On foreign policy she looked him straight in the eye and hit’em between the eyes mocking his “love letters to Kim Jong-un. She accused him of being easily manipulated by foreign leaders through “flattery and favors” and why “so many military leaders who you have worked with have told me you are a disgrace.” She told him that “world leaders were laughing at him” and then hit him with the knockout punch when she said Vladimir Putin would “eat him for lunch.” When she said that, I found myself thinking about his incoherent comments about Hannibal Lecter and thought let’s not forget to add the fava beans and a good chianti to go with lunch.

His response to a question about abortion was filled with lies and completely unhinged, once again insisting that Harris supports killing babies after they are born. He championed the Supreme Court decision regarding overturning Roe and spun some fantasy that most Americans were in agreement with that decision. Harris’s response to him was passionate, drawing on heart wrenching stories of women who suffered because of the decision.

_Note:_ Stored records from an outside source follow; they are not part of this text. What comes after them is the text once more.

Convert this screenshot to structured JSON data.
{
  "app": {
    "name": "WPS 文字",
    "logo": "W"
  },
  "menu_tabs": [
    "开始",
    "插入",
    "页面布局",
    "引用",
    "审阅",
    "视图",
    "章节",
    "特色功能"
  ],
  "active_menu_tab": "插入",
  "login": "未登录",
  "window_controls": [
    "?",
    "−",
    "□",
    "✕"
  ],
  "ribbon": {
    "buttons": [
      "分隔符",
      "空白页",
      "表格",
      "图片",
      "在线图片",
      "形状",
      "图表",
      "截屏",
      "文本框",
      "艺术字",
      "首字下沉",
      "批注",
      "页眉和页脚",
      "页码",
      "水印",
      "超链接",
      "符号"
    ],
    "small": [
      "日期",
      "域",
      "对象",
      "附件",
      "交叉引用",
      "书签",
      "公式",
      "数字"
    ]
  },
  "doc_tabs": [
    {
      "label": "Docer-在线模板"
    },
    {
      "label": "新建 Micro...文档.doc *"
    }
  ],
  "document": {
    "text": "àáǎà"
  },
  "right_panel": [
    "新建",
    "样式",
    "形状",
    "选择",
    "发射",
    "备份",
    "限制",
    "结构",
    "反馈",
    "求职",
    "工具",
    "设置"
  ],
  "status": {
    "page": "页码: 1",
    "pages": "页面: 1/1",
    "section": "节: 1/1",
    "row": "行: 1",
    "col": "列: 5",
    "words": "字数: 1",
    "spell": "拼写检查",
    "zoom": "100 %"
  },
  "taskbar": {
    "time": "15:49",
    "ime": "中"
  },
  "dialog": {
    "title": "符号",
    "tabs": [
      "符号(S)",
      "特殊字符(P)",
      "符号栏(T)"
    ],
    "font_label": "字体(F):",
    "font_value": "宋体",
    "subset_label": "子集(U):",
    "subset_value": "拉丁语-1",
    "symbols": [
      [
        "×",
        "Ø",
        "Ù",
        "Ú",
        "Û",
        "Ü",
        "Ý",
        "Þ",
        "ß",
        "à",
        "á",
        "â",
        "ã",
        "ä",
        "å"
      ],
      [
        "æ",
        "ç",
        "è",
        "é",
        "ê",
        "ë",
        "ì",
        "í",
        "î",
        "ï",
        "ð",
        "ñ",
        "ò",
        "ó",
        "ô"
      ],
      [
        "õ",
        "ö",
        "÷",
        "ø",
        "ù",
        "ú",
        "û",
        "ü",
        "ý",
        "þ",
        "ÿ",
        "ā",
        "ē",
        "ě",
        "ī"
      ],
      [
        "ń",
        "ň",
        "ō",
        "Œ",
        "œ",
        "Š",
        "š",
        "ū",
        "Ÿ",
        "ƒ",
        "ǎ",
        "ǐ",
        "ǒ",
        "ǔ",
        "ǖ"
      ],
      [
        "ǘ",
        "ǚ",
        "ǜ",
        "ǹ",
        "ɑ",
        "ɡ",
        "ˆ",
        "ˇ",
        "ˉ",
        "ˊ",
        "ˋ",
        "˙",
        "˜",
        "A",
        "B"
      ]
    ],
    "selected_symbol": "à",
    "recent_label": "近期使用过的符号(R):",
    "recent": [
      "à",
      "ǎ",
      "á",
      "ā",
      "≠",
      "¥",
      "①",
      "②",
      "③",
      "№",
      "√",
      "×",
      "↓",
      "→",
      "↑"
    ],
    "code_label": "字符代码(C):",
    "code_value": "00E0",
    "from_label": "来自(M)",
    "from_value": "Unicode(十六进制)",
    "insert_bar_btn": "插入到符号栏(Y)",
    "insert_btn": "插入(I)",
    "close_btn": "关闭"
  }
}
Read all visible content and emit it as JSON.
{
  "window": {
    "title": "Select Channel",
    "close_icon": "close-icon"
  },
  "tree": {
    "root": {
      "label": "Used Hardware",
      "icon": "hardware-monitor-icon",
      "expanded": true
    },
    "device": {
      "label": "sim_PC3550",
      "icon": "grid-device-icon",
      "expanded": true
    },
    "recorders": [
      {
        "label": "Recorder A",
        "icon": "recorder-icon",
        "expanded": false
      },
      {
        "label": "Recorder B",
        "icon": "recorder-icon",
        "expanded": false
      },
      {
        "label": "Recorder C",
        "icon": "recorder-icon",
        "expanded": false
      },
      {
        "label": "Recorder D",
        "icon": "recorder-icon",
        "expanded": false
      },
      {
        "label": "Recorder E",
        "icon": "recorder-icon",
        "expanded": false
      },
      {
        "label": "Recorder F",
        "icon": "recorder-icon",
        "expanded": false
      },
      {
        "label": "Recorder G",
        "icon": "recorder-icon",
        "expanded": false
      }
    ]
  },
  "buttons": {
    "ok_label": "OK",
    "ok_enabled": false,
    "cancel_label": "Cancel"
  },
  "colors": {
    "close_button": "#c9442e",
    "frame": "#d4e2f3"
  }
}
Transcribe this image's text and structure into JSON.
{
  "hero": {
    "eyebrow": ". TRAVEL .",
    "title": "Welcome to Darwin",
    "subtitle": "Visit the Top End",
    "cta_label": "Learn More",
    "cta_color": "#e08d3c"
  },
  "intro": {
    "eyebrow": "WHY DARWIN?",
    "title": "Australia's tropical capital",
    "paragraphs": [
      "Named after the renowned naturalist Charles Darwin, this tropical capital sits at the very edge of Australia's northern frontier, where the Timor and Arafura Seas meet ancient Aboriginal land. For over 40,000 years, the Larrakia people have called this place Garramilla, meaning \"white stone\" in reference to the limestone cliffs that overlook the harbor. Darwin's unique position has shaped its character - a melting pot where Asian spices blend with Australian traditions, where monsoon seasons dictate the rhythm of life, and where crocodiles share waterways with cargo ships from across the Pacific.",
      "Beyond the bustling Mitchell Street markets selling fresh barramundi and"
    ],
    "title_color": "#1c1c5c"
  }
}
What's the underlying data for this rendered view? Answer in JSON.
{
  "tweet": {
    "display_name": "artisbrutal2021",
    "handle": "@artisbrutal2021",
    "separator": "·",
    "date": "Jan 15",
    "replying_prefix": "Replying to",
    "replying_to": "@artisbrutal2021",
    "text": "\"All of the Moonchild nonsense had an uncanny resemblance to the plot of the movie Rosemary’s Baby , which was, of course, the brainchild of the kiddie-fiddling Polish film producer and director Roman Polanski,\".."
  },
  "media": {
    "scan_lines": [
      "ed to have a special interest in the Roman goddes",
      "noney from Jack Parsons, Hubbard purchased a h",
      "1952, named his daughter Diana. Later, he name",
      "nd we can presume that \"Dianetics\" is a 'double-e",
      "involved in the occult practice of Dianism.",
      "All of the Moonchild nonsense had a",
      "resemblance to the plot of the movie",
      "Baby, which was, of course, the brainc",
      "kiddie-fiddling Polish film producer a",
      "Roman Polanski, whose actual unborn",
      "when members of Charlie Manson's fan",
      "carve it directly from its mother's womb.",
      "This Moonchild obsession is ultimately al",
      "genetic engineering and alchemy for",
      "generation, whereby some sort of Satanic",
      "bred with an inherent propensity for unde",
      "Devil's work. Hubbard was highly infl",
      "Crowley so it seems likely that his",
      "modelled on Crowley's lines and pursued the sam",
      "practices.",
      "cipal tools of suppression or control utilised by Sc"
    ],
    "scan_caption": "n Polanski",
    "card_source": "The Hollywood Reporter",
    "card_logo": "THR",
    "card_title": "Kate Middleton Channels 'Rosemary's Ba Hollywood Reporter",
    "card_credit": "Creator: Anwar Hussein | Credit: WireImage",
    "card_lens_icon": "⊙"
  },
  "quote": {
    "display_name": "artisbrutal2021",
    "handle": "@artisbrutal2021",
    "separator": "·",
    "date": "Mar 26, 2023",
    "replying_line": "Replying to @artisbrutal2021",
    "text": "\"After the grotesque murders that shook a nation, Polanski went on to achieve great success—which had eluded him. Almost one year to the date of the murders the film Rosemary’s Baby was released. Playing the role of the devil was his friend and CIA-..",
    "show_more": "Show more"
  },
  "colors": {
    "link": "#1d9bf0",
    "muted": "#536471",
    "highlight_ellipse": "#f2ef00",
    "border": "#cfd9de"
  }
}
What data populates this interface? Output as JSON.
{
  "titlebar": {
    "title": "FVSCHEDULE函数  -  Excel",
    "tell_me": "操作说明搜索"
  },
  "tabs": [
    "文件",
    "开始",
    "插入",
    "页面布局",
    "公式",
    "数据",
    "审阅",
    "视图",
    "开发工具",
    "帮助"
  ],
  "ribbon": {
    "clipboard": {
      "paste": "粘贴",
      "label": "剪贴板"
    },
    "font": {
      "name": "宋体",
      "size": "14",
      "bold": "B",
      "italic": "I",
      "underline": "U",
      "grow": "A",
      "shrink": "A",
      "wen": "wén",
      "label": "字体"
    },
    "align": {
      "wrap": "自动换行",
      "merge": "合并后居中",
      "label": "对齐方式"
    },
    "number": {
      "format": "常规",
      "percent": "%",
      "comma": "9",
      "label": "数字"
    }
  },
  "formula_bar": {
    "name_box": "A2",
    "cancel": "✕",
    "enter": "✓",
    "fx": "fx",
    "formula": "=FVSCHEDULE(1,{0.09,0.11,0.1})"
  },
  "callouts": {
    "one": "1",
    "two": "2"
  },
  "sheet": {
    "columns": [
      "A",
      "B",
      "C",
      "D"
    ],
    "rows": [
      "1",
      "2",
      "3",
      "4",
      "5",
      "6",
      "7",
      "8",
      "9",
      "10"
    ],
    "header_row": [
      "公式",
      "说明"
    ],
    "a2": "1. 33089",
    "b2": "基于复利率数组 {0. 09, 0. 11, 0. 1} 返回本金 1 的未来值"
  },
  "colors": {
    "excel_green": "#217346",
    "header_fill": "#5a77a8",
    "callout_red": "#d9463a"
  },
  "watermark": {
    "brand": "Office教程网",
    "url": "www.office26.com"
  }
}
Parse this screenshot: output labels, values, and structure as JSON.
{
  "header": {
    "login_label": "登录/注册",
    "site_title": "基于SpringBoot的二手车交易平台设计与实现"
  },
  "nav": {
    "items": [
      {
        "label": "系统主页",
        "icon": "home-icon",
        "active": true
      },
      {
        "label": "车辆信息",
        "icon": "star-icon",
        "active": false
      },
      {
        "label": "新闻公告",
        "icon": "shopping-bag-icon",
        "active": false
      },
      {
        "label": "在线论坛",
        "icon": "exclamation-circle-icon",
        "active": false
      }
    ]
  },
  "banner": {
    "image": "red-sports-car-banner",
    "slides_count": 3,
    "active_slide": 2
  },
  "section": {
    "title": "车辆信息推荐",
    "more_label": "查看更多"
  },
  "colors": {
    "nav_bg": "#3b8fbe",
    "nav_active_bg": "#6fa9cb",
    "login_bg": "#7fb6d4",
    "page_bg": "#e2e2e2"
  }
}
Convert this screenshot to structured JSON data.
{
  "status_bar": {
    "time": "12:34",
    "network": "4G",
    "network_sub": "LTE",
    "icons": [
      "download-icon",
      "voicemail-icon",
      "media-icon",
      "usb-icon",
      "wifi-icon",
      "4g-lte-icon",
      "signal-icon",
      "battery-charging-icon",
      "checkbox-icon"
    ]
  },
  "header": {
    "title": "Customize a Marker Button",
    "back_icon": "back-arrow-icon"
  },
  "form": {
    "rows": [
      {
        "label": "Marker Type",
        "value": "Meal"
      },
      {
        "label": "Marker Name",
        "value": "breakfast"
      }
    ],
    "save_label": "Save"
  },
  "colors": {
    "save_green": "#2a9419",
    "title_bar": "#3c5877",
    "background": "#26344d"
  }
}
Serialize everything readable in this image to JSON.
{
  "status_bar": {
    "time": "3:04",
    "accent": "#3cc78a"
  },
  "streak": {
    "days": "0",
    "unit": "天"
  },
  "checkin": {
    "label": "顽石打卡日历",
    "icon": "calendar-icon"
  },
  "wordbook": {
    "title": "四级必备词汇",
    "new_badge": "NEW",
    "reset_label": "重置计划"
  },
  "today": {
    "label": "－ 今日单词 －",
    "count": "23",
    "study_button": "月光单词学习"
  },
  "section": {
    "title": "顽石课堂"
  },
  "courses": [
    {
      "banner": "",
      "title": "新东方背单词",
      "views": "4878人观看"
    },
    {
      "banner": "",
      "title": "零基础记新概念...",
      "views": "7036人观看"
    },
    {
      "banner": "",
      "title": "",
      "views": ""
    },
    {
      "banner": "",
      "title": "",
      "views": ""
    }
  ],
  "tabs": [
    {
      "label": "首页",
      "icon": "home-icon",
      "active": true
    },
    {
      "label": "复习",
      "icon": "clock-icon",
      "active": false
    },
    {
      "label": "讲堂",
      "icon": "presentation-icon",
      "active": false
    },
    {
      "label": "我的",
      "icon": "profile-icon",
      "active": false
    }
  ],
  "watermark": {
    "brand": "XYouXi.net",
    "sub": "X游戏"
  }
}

Let’s not forget The Don’s comment that he was “leading on fertilization.” Don the crop grower? Let’s just say she ate his crops for lunch.

She looked him in the eye and said that he was “fired by 81 million people” and was clearly “having a hard time processing that,” intimating that he might benefit from some trauma focused therapy. 

She took The Don apart like someone dismantling a Tinker Toy project until there was no structure left. And just when you thought he was dead in the water, he brought out the big guns and started ranting and raving about immigrants.

“They are taking over the towns,” he said. “They’re taking over buildings. They’re going in violently. These are the people that she and Biden let into our country. And they’re destroying our country. They are dangerous. They’re at the highest level of criminality, and we have to get them out. We have to get them out fast.”

And then the piece de resistance: “They’re eating the dogs,” he said, referring to Haitian immigrants in Springfield, Ohio — a particularly heinous conspiracy theory that began on social media and was spread by his running mate, JD Vance. “The people that came in, they’re eating the cats. They’re eating — they’re eating the pets of the people that live there.”

When confronted by one of the moderators with a fact check that the county manager of Springfield had debunked this claim as untrue, he responded that he had seen it on TV. Certainly makes sense given that he came to national prominence as a reality TV host. Do I need to say how pathetic and very scary that is?

Between Kristen Noem killing her dog, RFK Jr. beheading a whale and Vance denigrating “Cat Ladies” the Republicans are writing a new version of the George Orwell classic “Animal Farm,” Sounds like a dark comedy, but if you recall, the theme of the book is about totalitarianism. In the new version, The Don and his cronies are not going for your pets, they are coming for us. Hopefully, some of the 67 million viewers who were undecided at the time of the debate realized that there was only one candidate on the stage that was presidential and it wasn’t the Orange man.